After Alice disappears behind the cafeteria door, he pulls me over to the side of the building and pushes me gently against the brick. We're lost in each other's eyes, and I'm suddenly unable to control my breathing. His eyes dip to my mouth, then raise again, but he looks sleepy now.

"Yes, Bella?" he asks shakily.

"Yes," I say, my fingers pulling at his shirt. He comes to me slowly, never once breaking his gaze and I'm dying and being reborn by the second. Finally, finally, he's near enough that I feel his breath and heat, and I make a sound because he's just hovering his mouth over mine. The palm of his hand comes to rest on my neck, fingers curling into my hair, tilting my head back, readying me for his kiss.

"You're mine," he says against my mouth and I gasp and open for him, and he presses his lips soft, so soft and hot, against mine. Oh! My first kiss, and I'm lost in the intensity of it, clinging to him as my knees go weak, and he catches me up against him. Fingers digging into my neck and lower back, his mouth insistent on mine, his breathing growing more and more ragged. It's like he can't get enough of me, and I suddenly, inconveniently, remember that it isn't real. That he isn't real, and I feel as if I'm dying.

"I'm dreaming," I sob against his lips, and he flinches away from me.

"You're not," he growls, his face flushed and desperately unhappy.

He'd turned away from me, hands on top of his head, tugging at his hair. When I took a step toward him, I fell out of my dream hard. Out of my bed face-first, my limbs crippled and numb.

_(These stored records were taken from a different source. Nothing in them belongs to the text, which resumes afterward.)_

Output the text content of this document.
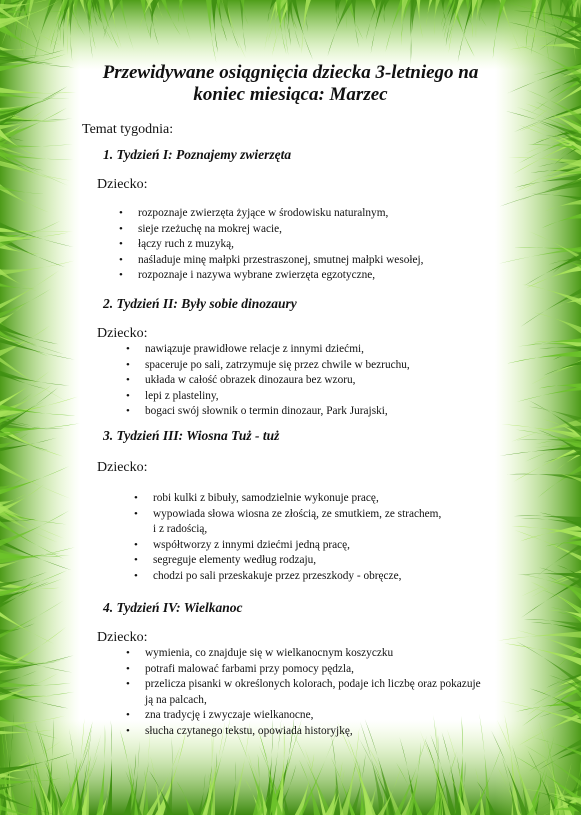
Przewidywane osiągnięcia dziecka 3-letniego na
koniec miesiąca: Marzec

Temat tygodnia:

1. Tydzień I: Poznajemy zwierzęta

Dziecko:

• rozpoznaje zwierzęta żyjące w środowisku naturalnym,
• sieje rzeżuchę na mokrej wacie,
• łączy ruch z muzyką,
• naśladuje minę małpki przestraszonej, smutnej małpki wesołej,
• rozpoznaje i nazywa wybrane zwierzęta egzotyczne,

2. Tydzień II: Były sobie dinozaury

Dziecko:

• nawiązuje prawidłowe relacje z innymi dziećmi,
• spaceruje po sali, zatrzymuje się przez chwile w bezruchu,
• układa w całość obrazek dinozaura bez wzoru,
• lepi z plasteliny,
• bogaci swój słownik o termin dinozaur, Park Jurajski,

3. Tydzień III: Wiosna Tuż - tuż

Dziecko:

• robi kulki z bibuły, samodzielnie wykonuje pracę,
• wypowiada słowa wiosna ze złością, ze smutkiem, ze strachem,
i z radością,
• współtworzy z innymi dziećmi jedną pracę,
• segreguje elementy według rodzaju,
• chodzi po sali przeskakuje przez przeszkody - obręcze,

4. Tydzień IV: Wielkanoc

Dziecko:

• wymienia, co znajduje się w wielkanocnym koszyczku
• potrafi malować farbami przy pomocy pędzla,
• przelicza pisanki w określonych kolorach, podaje ich liczbę oraz pokazuje
ją na palcach,
• zna tradycję i zwyczaje wielkanocne,
• słucha czytanego tekstu, opowiada historyjkę,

It's the same feeling I have now, colored worse by the depth of my feelings for him, and a lack of concern for my own.

. . . . .

"Here," Mom says. I reach for the box and see that it's a pair of Wahoo dishwashing gloves long enough to go up to my elbows. Purple, with a cotton flocked liner. "I can't believe that place doesn't have a pair of hypoallergenic gloves for you."

Nonplussed, I stare down at the box.

"You're welcome. That's ten dollars for the gloves, and eight for the Cortizone-10 lotion," she says and hands me a red tube. "If you've let the condition of your hands go on this long to make your dad and I feel guilty, it's not working. Regardless, we do expect you to take care of yourself."

"Yes, I'm sorry." I seem to be saying that a lot lately, and she just looks at me. Unhappy eyes, upside down smile.

"Where is your head, Bella?"

Not here, but I'm not sure, not sure, not sure where . . . "I'll go get the money."

She catches me up in her arms. "I don't want the money, I want my daughter."

Any other time if I'd heard such raw pain in my mom's voice, I would have broken down into tears and given her whatever she wanted, but I'm cold from the inside out.

Because this is what being awake feels like.